- Institutional arbitration: - when the process of arbitration is conducted by an arbitral institute than that kind of arbitration is called institutional arbitration. In such case the parties are given the choice of selecting the laws according to which the differences are to be determined with the rules of the elected arbitral tribunal. The arbitrators in such process are to be chosen by the panel or head of the institute and the number can either be one or more or else the disputants are given the opportunity to select the arbitrators but the number should be limited in the panel.
“Arbitration and Conciliation Act, 1996 provides that part 1 except section 28, the parties are free to determine a certain issue, their liberty encompasses the right parties have to authorize any person including an institution to determine that issue.
- Ad-Hoc arbitration: - when the parties themselves arrange the process of arbitration without the help of any other arbitral institute, such arbitration is called Ad-Hoc arbitration. “It can be domestic or international kind of a process.” In this kind of arbitration the process is not done according to the rules of an arbitral institute, the parties are free to form their own rules for the procedural arguments.

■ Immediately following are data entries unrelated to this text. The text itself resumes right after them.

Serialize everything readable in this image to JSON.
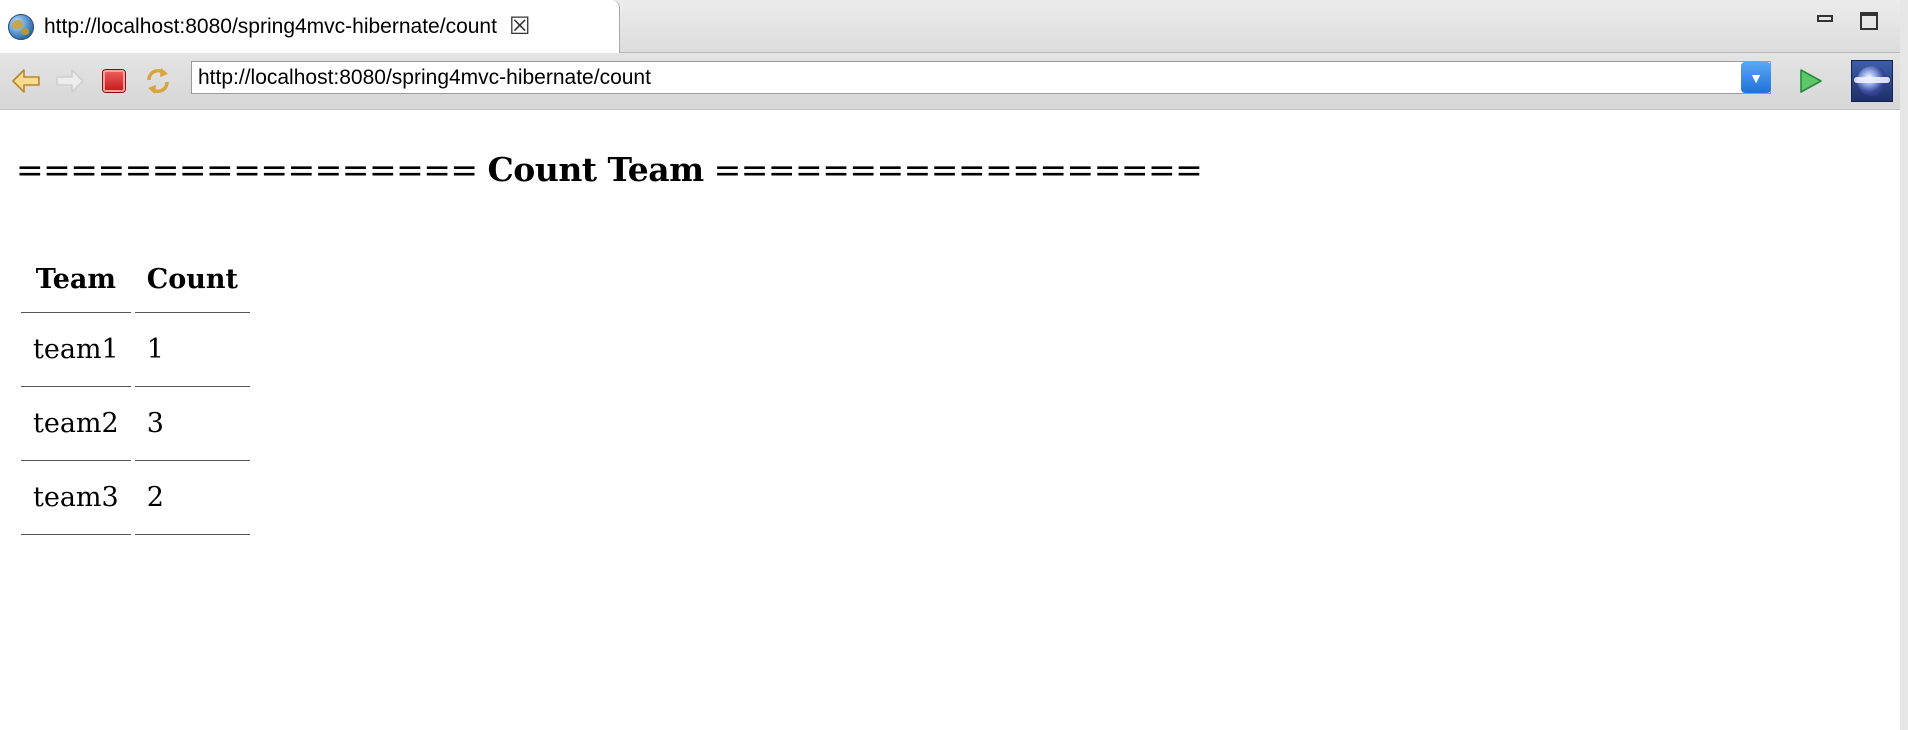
{
  "tab": {
    "title": "http://localhost:8080/spring4mvc-hibernate/count",
    "icon": "globe-icon",
    "close_icon": "close-icon"
  },
  "window": {
    "minimize_icon": "minimize-icon",
    "maximize_icon": "maximize-icon"
  },
  "toolbar": {
    "back_icon": "back-arrow-icon",
    "forward_icon": "forward-arrow-icon",
    "stop_icon": "stop-icon",
    "refresh_icon": "refresh-icon",
    "url": "http://localhost:8080/spring4mvc-hibernate/count",
    "dropdown_icon": "chevron-down-icon",
    "go_icon": "go-arrow-icon",
    "eclipse_icon": "eclipse-icon"
  },
  "page": {
    "heading_prefix": "================= ",
    "heading_title": "Count Team",
    "heading_suffix": " ==================",
    "table": {
      "headers": [
        "Team",
        "Count"
      ],
      "rows": [
        [
          "team1",
          "1"
        ],
        [
          "team2",
          "3"
        ],
        [
          "team3",
          "2"
        ]
      ]
    }
  },
  "colors": {
    "stop_red": "#d42020",
    "back_arrow": "#e8b84a",
    "go_green": "#2fa84a",
    "dropdown_blue": "#2b82e8"
  }
}
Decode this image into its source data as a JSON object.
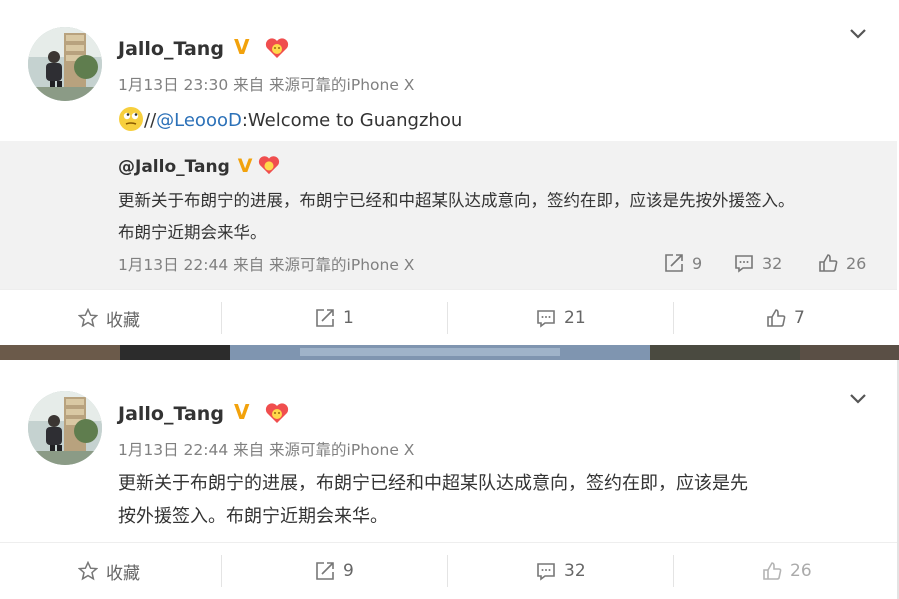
{
  "posts": [
    {
      "username": "Jallo_Tang",
      "verified_mark": "V",
      "meta": "1月13日 23:30 来自 来源可靠的iPhone X",
      "text_prefix": "//",
      "mention": "@LeoooD",
      "text_suffix": ":Welcome to Guangzhou",
      "repost": {
        "username": "@Jallo_Tang",
        "line1": "更新关于布朗宁的进展，布朗宁已经和中超某队达成意向，签约在即，应该是先按外援签入。",
        "line2": "布朗宁近期会来华。",
        "meta": "1月13日 22:44 来自 来源可靠的iPhone X",
        "reposts": "9",
        "comments": "32",
        "likes": "26"
      },
      "actions": {
        "favorite": "收藏",
        "reposts": "1",
        "comments": "21",
        "likes": "7"
      }
    },
    {
      "username": "Jallo_Tang",
      "verified_mark": "V",
      "meta": "1月13日 22:44 来自 来源可靠的iPhone X",
      "line1": "更新关于布朗宁的进展，布朗宁已经和中超某队达成意向，签约在即，应该是先",
      "line2": "按外援签入。布朗宁近期会来华。",
      "actions": {
        "favorite": "收藏",
        "reposts": "9",
        "comments": "32",
        "likes": "26"
      }
    }
  ],
  "colors": {
    "link": "#2c71b8",
    "meta": "#808080",
    "quote_bg": "#f2f2f2",
    "badge": "#f2a20c"
  }
}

- Fast track arbitration: - in case of other arbitration processes, there can still be time constraints but this method works as one stop solution in case when the parties have less time to be spent on the process of arbitration. This process of arbitration is based on the provisions of Arbitration and Conciliation Act, 1996. This process of arbitration does not spend much time on the formal procedures and works in a very simple and original way and reduces the time of the client, which becomes the main motive of this arbitration process.